A majority of her fellow parliamentarians backed the request by a court in Lyon, three years after she was accused of inciting racial hatred for comparing Muslim street prayers to the occupation of France by Nazi Germany.
Le Pen, whose father, National Front founder Jean-Marie Le Pen, was present at the vote, said she had been targeted as a political adversary, pointing out that other deputies facing prosecution had retained immunity.
"I stand behind my words and I'll defend them in court," Marine Le Pen, a lawyer by training, told BFM television. "I'm absolutely convinced the court will rule in my favor and protect my right to tell the truth to the French people."
A public trial in France would be a setback for the National Front as it seeks to capitalize on her rising popularity to grab territory from the ruling Socialist Party and the mainstream right in local and European Parliament elections next year.
Against a darkening economic backdrop, Le Pen's anti-immigrant, anti-EU party is gaining support at the expense of President Francois Hollande's Socialists as high and rising joblessness fuels the spread of her Eurosceptic views.

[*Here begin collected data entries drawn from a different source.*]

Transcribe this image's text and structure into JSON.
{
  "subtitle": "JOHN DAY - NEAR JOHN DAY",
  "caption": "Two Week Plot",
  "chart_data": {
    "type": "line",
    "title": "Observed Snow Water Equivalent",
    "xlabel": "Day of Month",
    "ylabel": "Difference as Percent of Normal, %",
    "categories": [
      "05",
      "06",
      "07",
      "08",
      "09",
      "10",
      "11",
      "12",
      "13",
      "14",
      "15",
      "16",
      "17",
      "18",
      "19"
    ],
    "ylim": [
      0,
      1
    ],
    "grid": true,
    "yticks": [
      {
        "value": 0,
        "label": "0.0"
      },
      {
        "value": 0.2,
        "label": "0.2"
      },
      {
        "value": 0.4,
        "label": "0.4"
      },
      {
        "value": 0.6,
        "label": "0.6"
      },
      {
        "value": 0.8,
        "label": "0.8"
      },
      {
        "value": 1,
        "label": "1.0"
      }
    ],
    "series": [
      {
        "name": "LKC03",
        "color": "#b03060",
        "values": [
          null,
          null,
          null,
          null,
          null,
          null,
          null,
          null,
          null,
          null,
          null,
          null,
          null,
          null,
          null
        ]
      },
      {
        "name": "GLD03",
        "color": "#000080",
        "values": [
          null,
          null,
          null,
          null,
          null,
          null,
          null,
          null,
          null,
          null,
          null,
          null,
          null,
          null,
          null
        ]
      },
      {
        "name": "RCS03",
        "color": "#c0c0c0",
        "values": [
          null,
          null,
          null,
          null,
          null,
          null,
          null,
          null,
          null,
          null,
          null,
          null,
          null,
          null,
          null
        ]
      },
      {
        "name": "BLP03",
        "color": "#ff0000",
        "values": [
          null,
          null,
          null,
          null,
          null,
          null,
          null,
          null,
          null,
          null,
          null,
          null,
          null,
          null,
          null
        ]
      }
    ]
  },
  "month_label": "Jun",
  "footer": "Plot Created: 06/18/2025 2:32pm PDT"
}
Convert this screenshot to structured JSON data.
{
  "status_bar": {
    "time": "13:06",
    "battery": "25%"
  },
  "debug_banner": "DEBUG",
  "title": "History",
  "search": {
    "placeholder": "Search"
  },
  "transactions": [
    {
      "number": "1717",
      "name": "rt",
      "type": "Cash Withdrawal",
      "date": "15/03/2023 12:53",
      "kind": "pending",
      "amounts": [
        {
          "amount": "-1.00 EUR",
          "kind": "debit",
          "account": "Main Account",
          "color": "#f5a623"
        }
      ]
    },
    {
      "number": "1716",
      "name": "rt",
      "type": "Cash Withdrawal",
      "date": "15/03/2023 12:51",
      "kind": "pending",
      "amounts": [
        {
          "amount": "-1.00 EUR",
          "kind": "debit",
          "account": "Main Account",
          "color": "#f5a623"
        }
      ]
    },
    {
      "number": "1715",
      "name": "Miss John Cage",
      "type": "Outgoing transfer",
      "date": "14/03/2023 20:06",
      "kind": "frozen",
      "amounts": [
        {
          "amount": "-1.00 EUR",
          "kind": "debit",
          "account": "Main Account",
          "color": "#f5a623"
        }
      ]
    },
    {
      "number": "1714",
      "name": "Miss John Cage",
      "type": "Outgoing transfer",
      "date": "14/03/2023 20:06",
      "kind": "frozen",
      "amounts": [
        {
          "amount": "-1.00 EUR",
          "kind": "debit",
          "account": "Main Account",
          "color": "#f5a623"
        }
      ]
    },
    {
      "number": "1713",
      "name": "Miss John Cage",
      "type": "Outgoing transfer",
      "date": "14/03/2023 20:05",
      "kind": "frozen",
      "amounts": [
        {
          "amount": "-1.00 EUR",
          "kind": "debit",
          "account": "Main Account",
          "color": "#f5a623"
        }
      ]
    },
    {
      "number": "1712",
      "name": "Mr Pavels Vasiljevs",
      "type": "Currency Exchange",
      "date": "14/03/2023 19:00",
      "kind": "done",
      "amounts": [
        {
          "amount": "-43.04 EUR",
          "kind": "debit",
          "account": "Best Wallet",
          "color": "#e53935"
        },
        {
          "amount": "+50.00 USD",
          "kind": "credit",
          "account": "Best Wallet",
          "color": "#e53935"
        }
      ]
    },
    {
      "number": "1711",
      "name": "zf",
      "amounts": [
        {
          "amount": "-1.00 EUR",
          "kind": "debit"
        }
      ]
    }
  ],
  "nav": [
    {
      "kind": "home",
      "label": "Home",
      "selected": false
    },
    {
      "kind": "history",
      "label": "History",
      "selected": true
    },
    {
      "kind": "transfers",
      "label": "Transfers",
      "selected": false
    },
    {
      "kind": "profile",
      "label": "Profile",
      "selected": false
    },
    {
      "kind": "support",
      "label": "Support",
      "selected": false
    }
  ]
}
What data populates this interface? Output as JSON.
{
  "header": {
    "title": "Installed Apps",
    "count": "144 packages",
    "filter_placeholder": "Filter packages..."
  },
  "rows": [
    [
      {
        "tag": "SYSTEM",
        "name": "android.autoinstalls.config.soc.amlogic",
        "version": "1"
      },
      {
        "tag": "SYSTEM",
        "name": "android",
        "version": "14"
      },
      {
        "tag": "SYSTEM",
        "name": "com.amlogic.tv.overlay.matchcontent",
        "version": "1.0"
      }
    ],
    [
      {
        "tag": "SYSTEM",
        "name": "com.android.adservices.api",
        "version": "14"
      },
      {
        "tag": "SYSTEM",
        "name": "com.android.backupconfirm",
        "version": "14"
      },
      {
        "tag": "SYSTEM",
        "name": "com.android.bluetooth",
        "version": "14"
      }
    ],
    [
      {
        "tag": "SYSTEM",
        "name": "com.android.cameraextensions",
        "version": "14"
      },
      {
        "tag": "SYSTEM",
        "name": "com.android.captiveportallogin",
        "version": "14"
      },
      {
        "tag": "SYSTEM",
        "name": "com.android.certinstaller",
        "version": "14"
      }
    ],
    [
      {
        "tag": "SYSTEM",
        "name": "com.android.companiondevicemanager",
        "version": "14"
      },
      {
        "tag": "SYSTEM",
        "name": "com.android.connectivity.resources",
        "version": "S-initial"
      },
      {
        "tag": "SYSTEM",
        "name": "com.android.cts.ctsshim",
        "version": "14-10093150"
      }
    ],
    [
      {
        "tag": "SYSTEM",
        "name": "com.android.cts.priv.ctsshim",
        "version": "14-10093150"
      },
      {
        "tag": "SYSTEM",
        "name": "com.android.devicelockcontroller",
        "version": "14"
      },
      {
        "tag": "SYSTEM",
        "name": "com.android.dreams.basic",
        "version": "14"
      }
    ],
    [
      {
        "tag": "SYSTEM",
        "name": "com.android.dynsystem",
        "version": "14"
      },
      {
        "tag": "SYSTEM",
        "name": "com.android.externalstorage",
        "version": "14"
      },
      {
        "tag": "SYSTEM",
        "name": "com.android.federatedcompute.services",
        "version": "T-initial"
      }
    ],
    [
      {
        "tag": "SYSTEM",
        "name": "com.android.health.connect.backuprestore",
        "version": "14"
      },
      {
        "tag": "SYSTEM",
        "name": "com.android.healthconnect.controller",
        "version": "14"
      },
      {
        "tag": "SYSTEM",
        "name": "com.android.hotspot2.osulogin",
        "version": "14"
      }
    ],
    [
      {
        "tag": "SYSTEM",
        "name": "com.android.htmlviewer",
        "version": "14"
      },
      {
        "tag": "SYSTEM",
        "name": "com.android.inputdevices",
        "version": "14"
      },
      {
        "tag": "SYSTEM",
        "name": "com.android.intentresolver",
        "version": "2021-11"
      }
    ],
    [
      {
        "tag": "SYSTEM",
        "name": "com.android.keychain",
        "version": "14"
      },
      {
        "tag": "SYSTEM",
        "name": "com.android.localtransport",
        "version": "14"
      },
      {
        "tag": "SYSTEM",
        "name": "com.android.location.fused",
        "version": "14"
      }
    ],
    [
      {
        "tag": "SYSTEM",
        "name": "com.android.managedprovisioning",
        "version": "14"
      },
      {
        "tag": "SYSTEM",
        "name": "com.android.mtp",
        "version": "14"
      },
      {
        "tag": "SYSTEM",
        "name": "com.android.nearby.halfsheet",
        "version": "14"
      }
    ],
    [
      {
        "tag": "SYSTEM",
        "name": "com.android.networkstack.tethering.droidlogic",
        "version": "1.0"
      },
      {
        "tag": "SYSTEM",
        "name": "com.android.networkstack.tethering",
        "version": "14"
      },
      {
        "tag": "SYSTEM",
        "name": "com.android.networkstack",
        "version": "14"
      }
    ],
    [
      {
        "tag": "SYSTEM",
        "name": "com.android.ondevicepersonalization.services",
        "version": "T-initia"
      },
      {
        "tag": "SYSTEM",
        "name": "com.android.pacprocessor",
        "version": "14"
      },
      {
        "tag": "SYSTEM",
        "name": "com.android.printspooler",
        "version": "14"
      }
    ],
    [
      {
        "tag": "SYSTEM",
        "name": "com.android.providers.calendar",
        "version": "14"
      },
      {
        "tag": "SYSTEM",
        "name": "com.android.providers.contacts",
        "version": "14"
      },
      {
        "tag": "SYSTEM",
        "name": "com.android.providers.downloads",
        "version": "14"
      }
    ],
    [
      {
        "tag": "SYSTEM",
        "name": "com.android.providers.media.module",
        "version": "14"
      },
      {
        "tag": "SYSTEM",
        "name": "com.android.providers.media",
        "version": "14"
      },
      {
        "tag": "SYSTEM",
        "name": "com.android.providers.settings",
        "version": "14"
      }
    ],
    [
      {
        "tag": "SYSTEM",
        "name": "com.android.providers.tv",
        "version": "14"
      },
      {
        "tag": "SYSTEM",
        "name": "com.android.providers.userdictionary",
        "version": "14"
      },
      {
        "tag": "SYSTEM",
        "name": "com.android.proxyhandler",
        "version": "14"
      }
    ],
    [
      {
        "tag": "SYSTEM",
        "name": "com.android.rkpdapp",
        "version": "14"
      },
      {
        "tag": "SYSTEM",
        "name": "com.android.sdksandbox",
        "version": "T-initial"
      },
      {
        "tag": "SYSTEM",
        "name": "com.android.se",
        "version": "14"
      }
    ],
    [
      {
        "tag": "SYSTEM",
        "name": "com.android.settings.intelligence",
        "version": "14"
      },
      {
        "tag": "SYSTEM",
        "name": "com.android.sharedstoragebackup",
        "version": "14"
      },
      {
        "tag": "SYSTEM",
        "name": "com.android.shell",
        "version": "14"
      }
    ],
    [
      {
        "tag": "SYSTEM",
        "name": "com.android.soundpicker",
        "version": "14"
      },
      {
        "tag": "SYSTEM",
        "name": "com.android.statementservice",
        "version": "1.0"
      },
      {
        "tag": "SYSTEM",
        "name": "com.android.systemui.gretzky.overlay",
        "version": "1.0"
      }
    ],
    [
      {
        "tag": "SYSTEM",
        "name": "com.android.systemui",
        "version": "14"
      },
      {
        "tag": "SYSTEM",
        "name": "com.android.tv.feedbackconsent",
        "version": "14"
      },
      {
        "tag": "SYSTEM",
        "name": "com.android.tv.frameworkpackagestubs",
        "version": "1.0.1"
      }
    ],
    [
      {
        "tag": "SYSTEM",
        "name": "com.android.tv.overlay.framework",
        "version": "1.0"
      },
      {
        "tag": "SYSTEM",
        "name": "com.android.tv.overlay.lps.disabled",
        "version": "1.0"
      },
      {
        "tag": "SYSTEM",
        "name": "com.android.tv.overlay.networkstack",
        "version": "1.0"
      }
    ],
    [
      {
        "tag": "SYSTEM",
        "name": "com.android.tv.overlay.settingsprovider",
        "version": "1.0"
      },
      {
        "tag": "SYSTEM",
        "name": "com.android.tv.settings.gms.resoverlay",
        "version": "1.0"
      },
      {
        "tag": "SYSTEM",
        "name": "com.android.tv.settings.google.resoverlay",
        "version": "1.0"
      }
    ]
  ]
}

The National Front has also profited from a tax evasion scandal that prompted the resignation of ex-budget minister Jerome Cahuzac, stealing votes in his former home district during a by-election last month.
It is tipped to make strong gains in May 2014 European elections, with one survey by pollster YouGov in June showing it could reap 18 percent of the vote - ahead of the Socialists but behind the center-right UMP party.
When Le Pen won her EU parliament seat in northwest France in 2009, the National Front tallied 6.3 percent of the vote versus 16.4 percent for the Socialists and 27.8 percent for the UMP.
Le Pen was ranked France's third most-popular politician in an online poll conducted in May by website L'Internaute.
If found guilty of inciting racial hatred, she would face a maximum penalty of one year in prison and 45,000 euros in fines.